Neuroscience: Programming the Machine

While we have seen a lot of discussion about whether we can effectively model the brain as a computer, there's plenty of evidence that brains do act like "black boxes": present a particular input and you will get a related output. How the input relates to the output may vary, but the two do seem related.

In this article from The Telegraph, we learn that an external stimuli applied to the head can produce a tic in the body that the owner of the body did not will, either consciously or unconsciously. This phenomenon is interpreted as evidence that we have no free will--if someone else can push a button and cause us to jump or dance, then we cannot have control over our own bodies. Extend this to our seemingly autonomic reaction to the verbal stimulus of an insult or a tear-jerker movie, and we do seem to devolve into the feared state of automaton.

I think this view lacks a critical dimension, namely time.

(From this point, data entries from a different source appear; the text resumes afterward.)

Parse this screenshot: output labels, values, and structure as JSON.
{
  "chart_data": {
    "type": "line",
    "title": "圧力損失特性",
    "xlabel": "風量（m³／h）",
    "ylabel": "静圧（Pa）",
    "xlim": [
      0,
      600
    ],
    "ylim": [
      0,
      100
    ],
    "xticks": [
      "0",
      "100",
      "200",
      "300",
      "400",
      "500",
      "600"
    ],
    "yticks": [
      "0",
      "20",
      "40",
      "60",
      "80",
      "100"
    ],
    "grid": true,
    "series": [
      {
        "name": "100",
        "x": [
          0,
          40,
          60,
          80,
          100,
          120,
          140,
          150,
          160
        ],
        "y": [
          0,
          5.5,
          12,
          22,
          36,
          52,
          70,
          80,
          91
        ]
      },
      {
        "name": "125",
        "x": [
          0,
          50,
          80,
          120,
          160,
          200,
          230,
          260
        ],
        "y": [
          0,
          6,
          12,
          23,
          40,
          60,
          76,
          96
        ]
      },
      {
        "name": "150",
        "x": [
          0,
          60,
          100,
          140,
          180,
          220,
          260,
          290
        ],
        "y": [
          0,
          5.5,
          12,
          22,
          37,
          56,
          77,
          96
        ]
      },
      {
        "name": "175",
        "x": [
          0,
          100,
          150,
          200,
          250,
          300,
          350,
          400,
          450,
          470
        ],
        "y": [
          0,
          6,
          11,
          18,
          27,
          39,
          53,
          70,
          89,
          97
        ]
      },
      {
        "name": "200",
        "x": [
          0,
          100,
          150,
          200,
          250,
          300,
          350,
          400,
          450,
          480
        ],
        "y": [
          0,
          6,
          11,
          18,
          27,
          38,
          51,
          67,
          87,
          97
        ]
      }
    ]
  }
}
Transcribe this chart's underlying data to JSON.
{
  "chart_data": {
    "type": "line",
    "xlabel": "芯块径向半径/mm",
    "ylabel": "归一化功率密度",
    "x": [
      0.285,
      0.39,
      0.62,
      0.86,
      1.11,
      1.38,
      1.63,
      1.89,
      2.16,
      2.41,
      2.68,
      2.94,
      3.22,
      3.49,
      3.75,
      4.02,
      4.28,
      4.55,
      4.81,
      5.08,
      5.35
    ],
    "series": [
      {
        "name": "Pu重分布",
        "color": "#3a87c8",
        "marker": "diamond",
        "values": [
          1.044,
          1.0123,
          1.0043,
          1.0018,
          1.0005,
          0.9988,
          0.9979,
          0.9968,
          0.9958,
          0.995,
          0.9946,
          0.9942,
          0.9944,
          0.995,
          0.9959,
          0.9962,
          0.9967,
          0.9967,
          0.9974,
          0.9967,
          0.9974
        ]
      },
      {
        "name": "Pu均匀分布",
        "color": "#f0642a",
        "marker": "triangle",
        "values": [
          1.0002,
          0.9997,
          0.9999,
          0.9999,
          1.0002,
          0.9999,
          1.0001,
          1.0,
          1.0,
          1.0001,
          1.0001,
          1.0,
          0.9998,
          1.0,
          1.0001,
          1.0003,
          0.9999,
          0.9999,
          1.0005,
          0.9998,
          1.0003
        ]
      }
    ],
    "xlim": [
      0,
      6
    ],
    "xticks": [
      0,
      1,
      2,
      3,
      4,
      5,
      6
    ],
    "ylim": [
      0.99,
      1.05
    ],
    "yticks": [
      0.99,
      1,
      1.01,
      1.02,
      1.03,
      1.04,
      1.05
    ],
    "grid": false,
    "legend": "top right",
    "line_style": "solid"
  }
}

As I see it, yes, an input does produce an output, and perhaps even reliably so. But not necessarily the same every time, and certainly not the same for every person. The author quotes Professor Patrick Haggard of the Institute for Cognitive Neuroscience:

"If you see a light go green, it may mean press the accelerator; but there are lots of situations where it doesn't mean that: if the car in front hasn't moved, for example. The same stimulus sometimes makes me press the accelerator, but sometimes the horn. We are not one output-one input beings; we have to cope with a messy world of inputs, an enormous range of outputs. I think the term 'free will' refers to the complexity of that arrangement."

This seems to me to capture the heart of the issue. We condition our responses based on context. But how do we do that?

Here's where time comes into the picture, in my view. We *learn*, by trying, failing, trying, erring, trying, succeeding. Over time, we develop the black box mechanism that determines our outputs for a given input. We get programmed.

I would contend that we can reclaim free will, in part, by coming to recognize the time dimension and choosing how we become programmed. We can adjust our understanding of a situation, thus tapping a different pathway through our brains, producing a different reaction that might have otherwise occurred.

We do this by mindfully attending to the input-output process of our daily lives, by evaluating how we feel about the relation and the outcome of that relation, and by reinforcing, replacing or redefining the significance we assign to the input to modify the resulting output. Time provides us with our own personal psychology lab, if we will choose to use it.